Praise your child for assisting others who need help, but remind them that if a grown-up needs help with anything, that it is a grown-up’s job to help. Praise your child for alerting you to people who are in distress, so that the appropriate help can be provided.
4. Teach your kids that “no” and “stop” are important words and should be honored. One way to explain this may be, “Smriti said ‘no’, and when we hear ‘no’ we always stop what we’re doing immediately. No matter what.”
Also teach your child that his or her “no’s” are to be honored. Explain that just like we always stop doing something when someone says “no”, that our friends need to always stop when we say “no”, too. If a friend doesn’t stop when we say “no,” then we need to think about whether or not we feel good, and safe, playing with them. If not, it’s okay to choose other friends.
If you feel you must intervene, do so. Be kind, and explain to the other child how important “no” is. Your child will internalize how important it is both for himself and others.
5. Encourage children to read facial expressions and other body language: Scared, happy, sad, frustrated, angry and more. Charade-style guessing games with expressions are a great way to teach children how to read body language.
6. Never force a child to hug, touch or kiss anybody, for any reason. If Grandma is demanding a kiss, and your child is resistant, offer alternatives by saying something like, “Would you rather give Grandma a high-five or blow her a kiss, maybe?”
You can always explain to Grandma, later, what you’re doing and why. But don’t make a big deal out of it in front of your kid. If it’s a problem for Grandma, so be it, your job now is doing what’s best for your child and giving them the tools to be safe and happy, and help others do the same.
7. Encourage children to wash their own genitals during bath time. Of course parents have to help sometimes, but explaining to little Joe that his penis is important and that he needs to take care of it is a great way to help encourage body pride and a sense of ownership of his or her own body.
Also, model consent by asking for permission to help wash your child’s body. Keep it upbeat and always honor the child’s request to not be touched.
“Can I wash your back now? How about your feet? How about your bottom?” If the child says “no” then hand them the washcloth and say, “Cool! Your booty needs a wash. Go for it.”

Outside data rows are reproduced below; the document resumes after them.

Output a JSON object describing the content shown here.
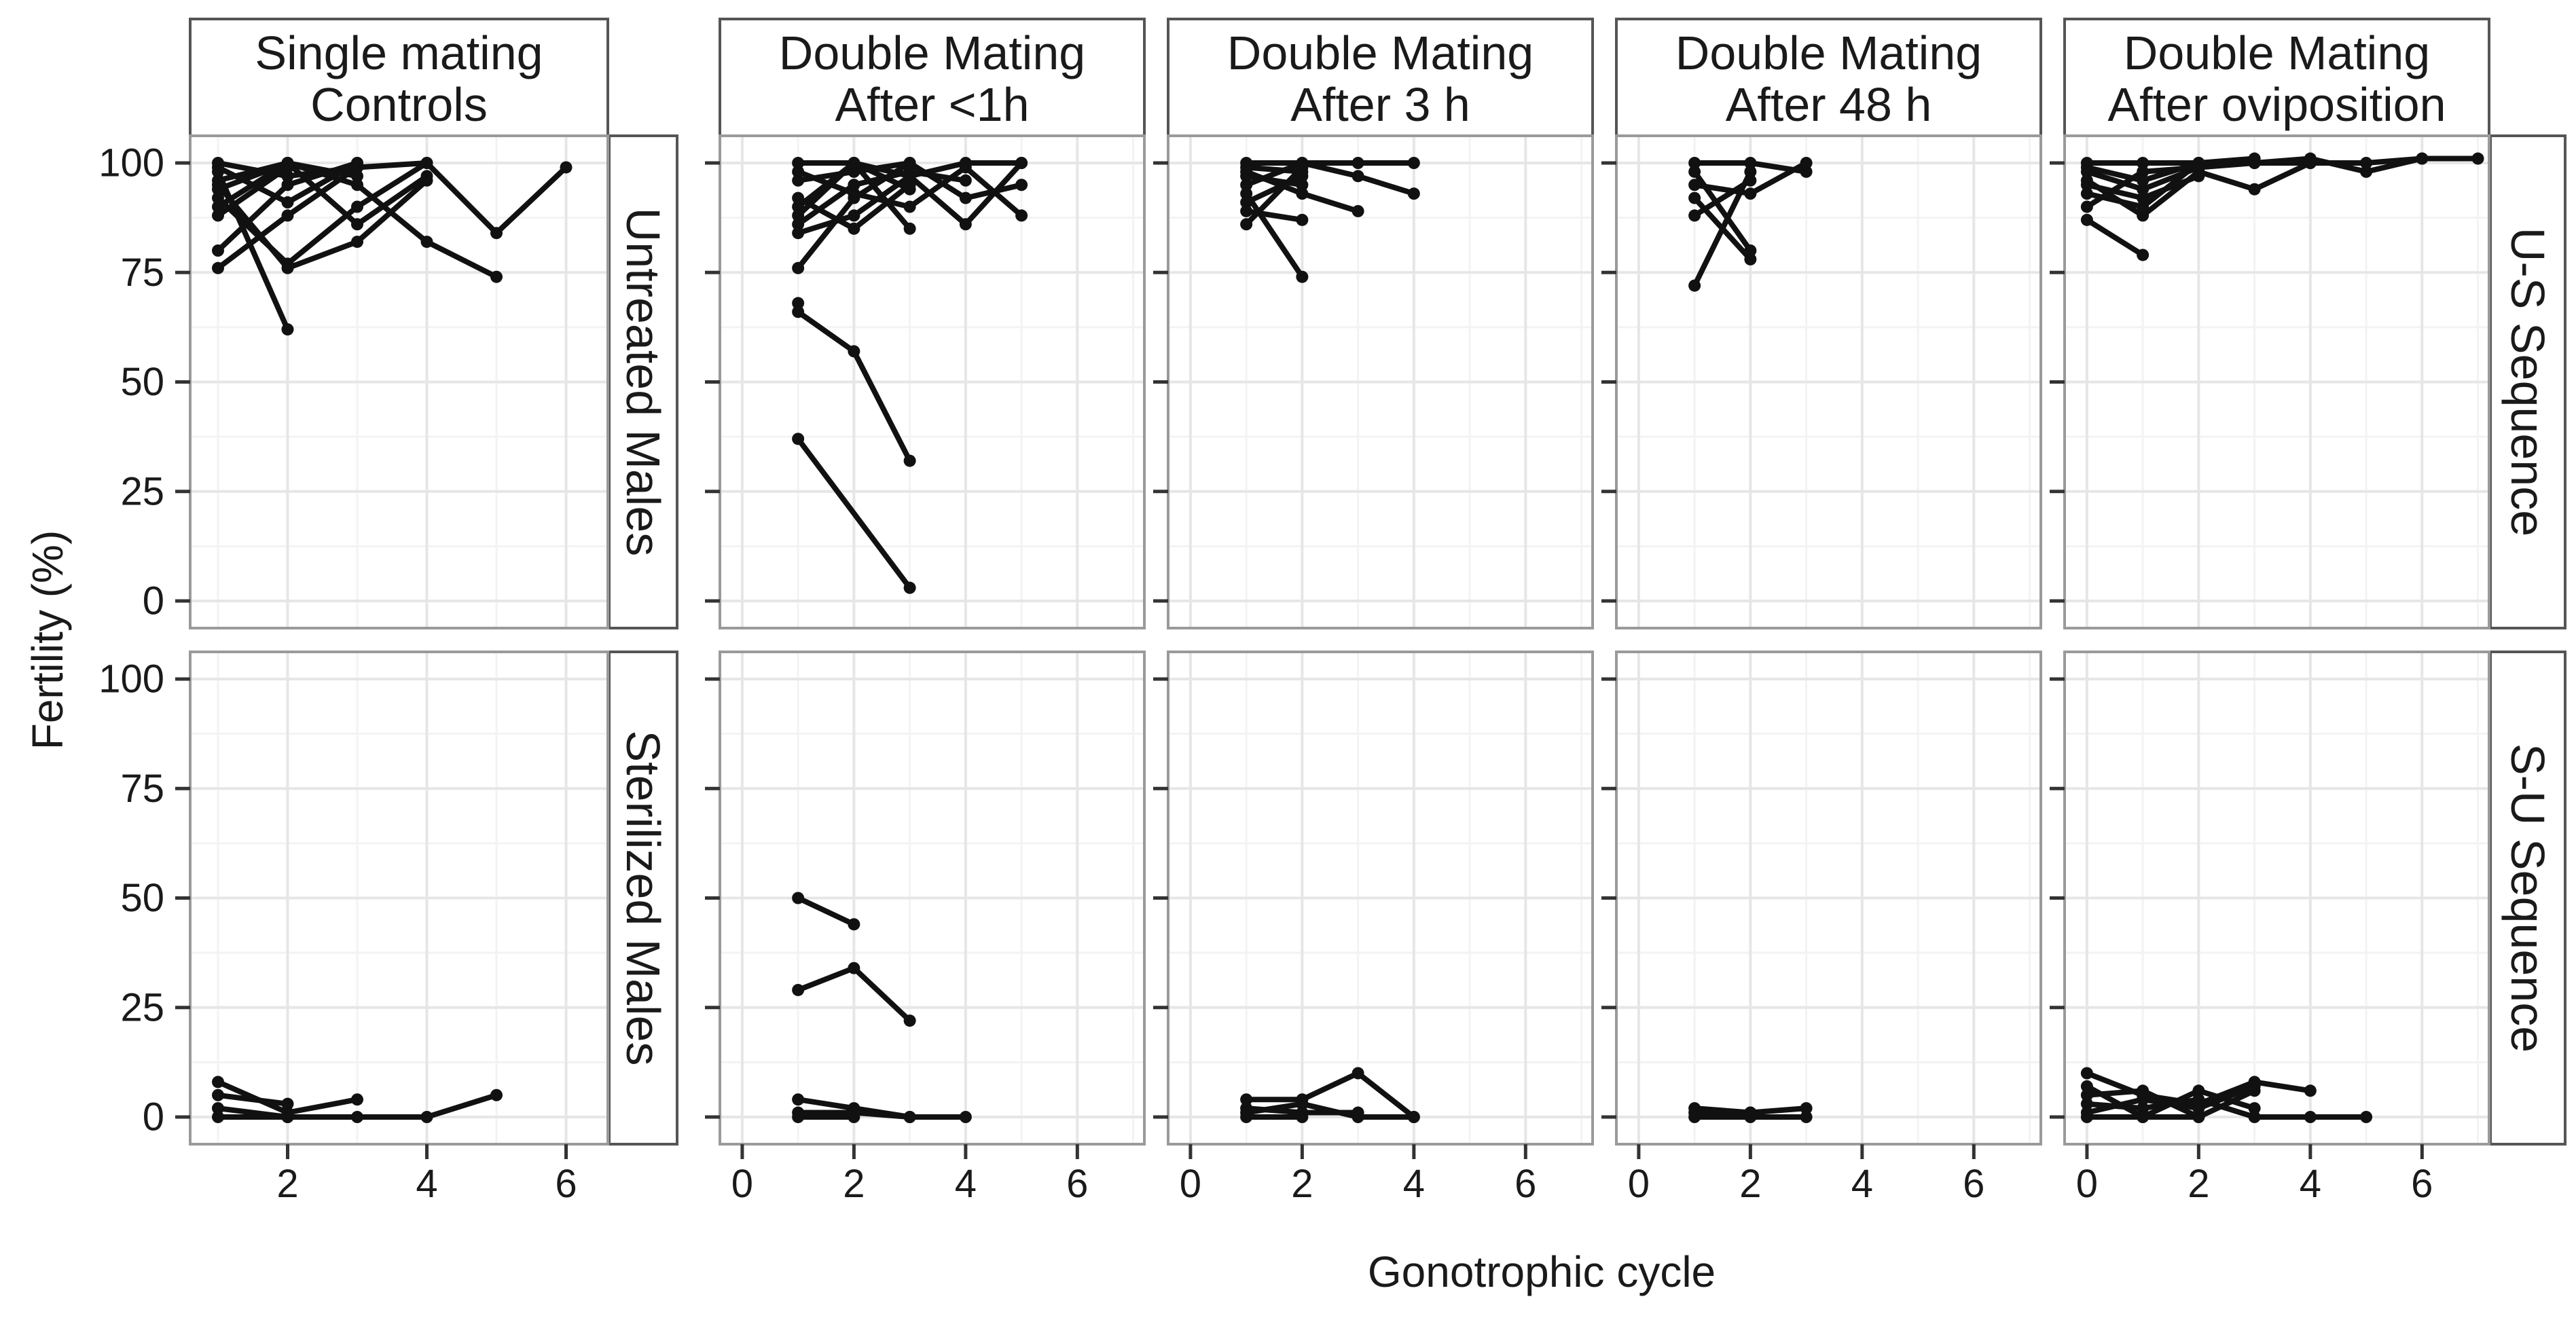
{
  "chart_data": {
    "type": "line",
    "title": "",
    "xlabel": "Gonotrophic cycle",
    "ylabel": "Fertility (%)",
    "ylim": [
      0,
      100
    ],
    "yticks": [
      0,
      25,
      50,
      75,
      100
    ],
    "grid": true,
    "legend": "none",
    "columns": [
      {
        "id": "single",
        "label_line1": "Single mating",
        "label_line2": "Controls",
        "xlim": [
          0.6,
          6.6
        ],
        "xticks": [
          2,
          4,
          6
        ]
      },
      {
        "id": "lt1h",
        "label_line1": "Double Mating",
        "label_line2": "After <1h",
        "xlim": [
          -0.4,
          7.2
        ],
        "xticks": [
          0,
          2,
          4,
          6
        ]
      },
      {
        "id": "3h",
        "label_line1": "Double Mating",
        "label_line2": "After 3 h",
        "xlim": [
          -0.4,
          7.2
        ],
        "xticks": [
          0,
          2,
          4,
          6
        ]
      },
      {
        "id": "48h",
        "label_line1": "Double Mating",
        "label_line2": "After 48 h",
        "xlim": [
          -0.4,
          7.2
        ],
        "xticks": [
          0,
          2,
          4,
          6
        ]
      },
      {
        "id": "ovi",
        "label_line1": "Double Mating",
        "label_line2": "After oviposition",
        "xlim": [
          -0.4,
          7.2
        ],
        "xticks": [
          0,
          2,
          4,
          6
        ]
      }
    ],
    "rows": [
      {
        "id": "untreated",
        "left_label": "Untreated Males",
        "right_label": "U-S Sequence"
      },
      {
        "id": "sterilized",
        "left_label": "Sterilized Males",
        "right_label": "S-U Sequence"
      }
    ],
    "panels": {
      "untreated": {
        "single": [
          [
            [
              1,
              100
            ],
            [
              2,
              97
            ],
            [
              3,
              99
            ],
            [
              4,
              100
            ],
            [
              5,
              84
            ],
            [
              6,
              99
            ]
          ],
          [
            [
              1,
              96
            ],
            [
              2,
              100
            ],
            [
              3,
              97
            ]
          ],
          [
            [
              1,
              92
            ],
            [
              2,
              77
            ],
            [
              3,
              90
            ],
            [
              4,
              100
            ]
          ],
          [
            [
              1,
              76
            ],
            [
              2,
              88
            ],
            [
              3,
              99
            ]
          ],
          [
            [
              1,
              98
            ],
            [
              2,
              62
            ]
          ],
          [
            [
              1,
              94
            ],
            [
              2,
              100
            ],
            [
              3,
              95
            ],
            [
              4,
              82
            ],
            [
              5,
              74
            ]
          ],
          [
            [
              1,
              80
            ],
            [
              2,
              95
            ],
            [
              3,
              100
            ]
          ],
          [
            [
              1,
              90
            ],
            [
              2,
              100
            ],
            [
              3,
              86
            ],
            [
              4,
              97
            ]
          ],
          [
            [
              1,
              99
            ],
            [
              2,
              91
            ],
            [
              3,
              100
            ]
          ],
          [
            [
              1,
              88
            ],
            [
              2,
              99
            ]
          ],
          [
            [
              1,
              95
            ],
            [
              2,
              76
            ],
            [
              3,
              82
            ],
            [
              4,
              96
            ]
          ]
        ],
        "lt1h": [
          [
            [
              1,
              100
            ],
            [
              2,
              100
            ],
            [
              3,
              97
            ],
            [
              4,
              100
            ],
            [
              5,
              100
            ]
          ],
          [
            [
              1,
              96
            ],
            [
              2,
              98
            ],
            [
              3,
              100
            ],
            [
              4,
              92
            ],
            [
              5,
              95
            ]
          ],
          [
            [
              1,
              90
            ],
            [
              2,
              100
            ],
            [
              3,
              85
            ]
          ],
          [
            [
              1,
              86
            ],
            [
              2,
              95
            ],
            [
              3,
              98
            ],
            [
              4,
              96
            ]
          ],
          [
            [
              1,
              84
            ],
            [
              2,
              88
            ],
            [
              3,
              97
            ],
            [
              4,
              86
            ],
            [
              5,
              100
            ]
          ],
          [
            [
              1,
              76
            ],
            [
              2,
              92
            ],
            [
              3,
              100
            ]
          ],
          [
            [
              1,
              92
            ],
            [
              2,
              85
            ],
            [
              3,
              95
            ]
          ],
          [
            [
              1,
              98
            ],
            [
              2,
              93
            ],
            [
              3,
              90
            ],
            [
              4,
              99
            ],
            [
              5,
              88
            ]
          ],
          [
            [
              1,
              88
            ],
            [
              2,
              100
            ],
            [
              3,
              94
            ]
          ],
          [
            [
              1,
              68
            ],
            [
              1,
              66
            ],
            [
              2,
              57
            ],
            [
              3,
              32
            ]
          ],
          [
            [
              1,
              37
            ],
            [
              3,
              3
            ]
          ]
        ],
        "3h": [
          [
            [
              1,
              100
            ],
            [
              2,
              100
            ],
            [
              3,
              100
            ],
            [
              4,
              100
            ]
          ],
          [
            [
              1,
              98
            ],
            [
              2,
              93
            ],
            [
              3,
              89
            ]
          ],
          [
            [
              1,
              95
            ],
            [
              2,
              100
            ],
            [
              3,
              97
            ],
            [
              4,
              93
            ]
          ],
          [
            [
              1,
              93
            ],
            [
              2,
              74
            ]
          ],
          [
            [
              1,
              91
            ],
            [
              2,
              97
            ]
          ],
          [
            [
              1,
              89
            ],
            [
              2,
              87
            ]
          ],
          [
            [
              1,
              86
            ],
            [
              2,
              99
            ]
          ],
          [
            [
              1,
              97
            ],
            [
              2,
              95
            ]
          ],
          [
            [
              1,
              99
            ],
            [
              2,
              98
            ]
          ]
        ],
        "48h": [
          [
            [
              1,
              100
            ],
            [
              2,
              100
            ],
            [
              3,
              98
            ]
          ],
          [
            [
              1,
              98
            ],
            [
              2,
              80
            ]
          ],
          [
            [
              1,
              95
            ],
            [
              2,
              93
            ],
            [
              3,
              100
            ]
          ],
          [
            [
              1,
              88
            ],
            [
              2,
              96
            ]
          ],
          [
            [
              1,
              72
            ],
            [
              2,
              98
            ]
          ],
          [
            [
              1,
              92
            ],
            [
              2,
              78
            ]
          ]
        ],
        "ovi": [
          [
            [
              0,
              100
            ],
            [
              1,
              100
            ],
            [
              2,
              100
            ],
            [
              3,
              100
            ],
            [
              4,
              100
            ],
            [
              5,
              100
            ],
            [
              6,
              101
            ],
            [
              7,
              101
            ]
          ],
          [
            [
              0,
              98
            ],
            [
              1,
              94
            ],
            [
              2,
              99
            ],
            [
              3,
              100
            ],
            [
              4,
              101
            ],
            [
              5,
              98
            ],
            [
              6,
              101
            ]
          ],
          [
            [
              0,
              96
            ],
            [
              1,
              88
            ],
            [
              2,
              98
            ],
            [
              3,
              94
            ],
            [
              4,
              100
            ]
          ],
          [
            [
              0,
              93
            ],
            [
              1,
              90
            ],
            [
              2,
              100
            ]
          ],
          [
            [
              0,
              90
            ],
            [
              1,
              98
            ],
            [
              2,
              99
            ]
          ],
          [
            [
              0,
              87
            ],
            [
              1,
              79
            ]
          ],
          [
            [
              0,
              99
            ],
            [
              1,
              96
            ],
            [
              2,
              100
            ],
            [
              3,
              101
            ]
          ],
          [
            [
              0,
              95
            ],
            [
              1,
              92
            ],
            [
              2,
              97
            ]
          ]
        ]
      },
      "sterilized": {
        "single": [
          [
            [
              1,
              8
            ],
            [
              2,
              1
            ],
            [
              3,
              4
            ]
          ],
          [
            [
              1,
              5
            ],
            [
              2,
              3
            ]
          ],
          [
            [
              1,
              0
            ],
            [
              2,
              0
            ],
            [
              3,
              0
            ],
            [
              4,
              0
            ],
            [
              5,
              5
            ]
          ],
          [
            [
              1,
              2
            ],
            [
              2,
              0
            ]
          ]
        ],
        "lt1h": [
          [
            [
              1,
              50
            ],
            [
              2,
              44
            ]
          ],
          [
            [
              1,
              29
            ],
            [
              2,
              34
            ],
            [
              3,
              22
            ]
          ],
          [
            [
              1,
              4
            ],
            [
              2,
              2
            ],
            [
              3,
              0
            ]
          ],
          [
            [
              1,
              1
            ],
            [
              2,
              1
            ],
            [
              3,
              0
            ],
            [
              4,
              0
            ]
          ],
          [
            [
              1,
              0
            ],
            [
              2,
              0
            ]
          ]
        ],
        "3h": [
          [
            [
              1,
              4
            ],
            [
              2,
              4
            ],
            [
              3,
              10
            ],
            [
              4,
              0
            ]
          ],
          [
            [
              1,
              2
            ],
            [
              2,
              1
            ],
            [
              3,
              1
            ]
          ],
          [
            [
              1,
              1
            ],
            [
              2,
              3
            ],
            [
              3,
              0
            ],
            [
              4,
              0
            ]
          ],
          [
            [
              1,
              0
            ],
            [
              2,
              0
            ]
          ]
        ],
        "48h": [
          [
            [
              1,
              2
            ],
            [
              2,
              1
            ],
            [
              3,
              2
            ]
          ],
          [
            [
              1,
              0
            ],
            [
              2,
              0
            ],
            [
              3,
              0
            ]
          ],
          [
            [
              1,
              1
            ],
            [
              2,
              1
            ]
          ]
        ],
        "ovi": [
          [
            [
              0,
              10
            ],
            [
              1,
              5
            ],
            [
              2,
              3
            ],
            [
              3,
              8
            ],
            [
              4,
              6
            ]
          ],
          [
            [
              0,
              7
            ],
            [
              1,
              0
            ],
            [
              2,
              6
            ],
            [
              3,
              2
            ]
          ],
          [
            [
              0,
              5
            ],
            [
              1,
              6
            ],
            [
              2,
              0
            ],
            [
              3,
              6
            ]
          ],
          [
            [
              0,
              3
            ],
            [
              1,
              2
            ],
            [
              2,
              4
            ],
            [
              3,
              0
            ],
            [
              4,
              0
            ],
            [
              5,
              0
            ]
          ],
          [
            [
              0,
              1
            ],
            [
              1,
              4
            ],
            [
              2,
              2
            ],
            [
              3,
              7
            ]
          ],
          [
            [
              0,
              0
            ],
            [
              1,
              0
            ],
            [
              2,
              0
            ]
          ]
        ]
      }
    }
  }
}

8. Give children the opportunity to say yes or no in everyday choices, too. Let them choose clothing and have a say in what they wear, what they play, or how they do their hair. Obviously, there are times when you have to step in (dead of winter when your child wants to wear a sundress would be one of those times!), but help them understand that you heard his or her voice and that it mattered to you, but that you want to keep them safe and healthy.
9. Allow children to talk about their body in any way they want, without shame. Teach them the correct words for their genitals, and make yourself a safe place for talking about bodies and sex.
Say, “I’m so glad you asked me that!” If you don’t know how to answer their questions the right way just then, say, “I’m glad you’re asking me about this, but I want to look into it. Can we talk about it after dinner?” and make sure you follow up with them when you say you will.
If your first instinct is to shush them or act ashamed, then practice it alone or with a partner. The more you practice, the easier it will be.
10. Talk about “gut feelings” or instincts. Sometimes things make us feel weird, or scared, or yucky and we don’t know why. Ask your child if that has ever happened with them and listen quietly as they explain.
Teach them that this “belly voice” is sometimes correct, and that if they ever have a gut feeling that is confusing, they can always come to you for help in sorting through their feelings and making decisions. And remind them that no one has the right to touch them if they don’t want it.
11. “Use your words.” Don’t answer and respond to temper tantrums. Ask your child to use words, even just simple words, to tell you what’s going on.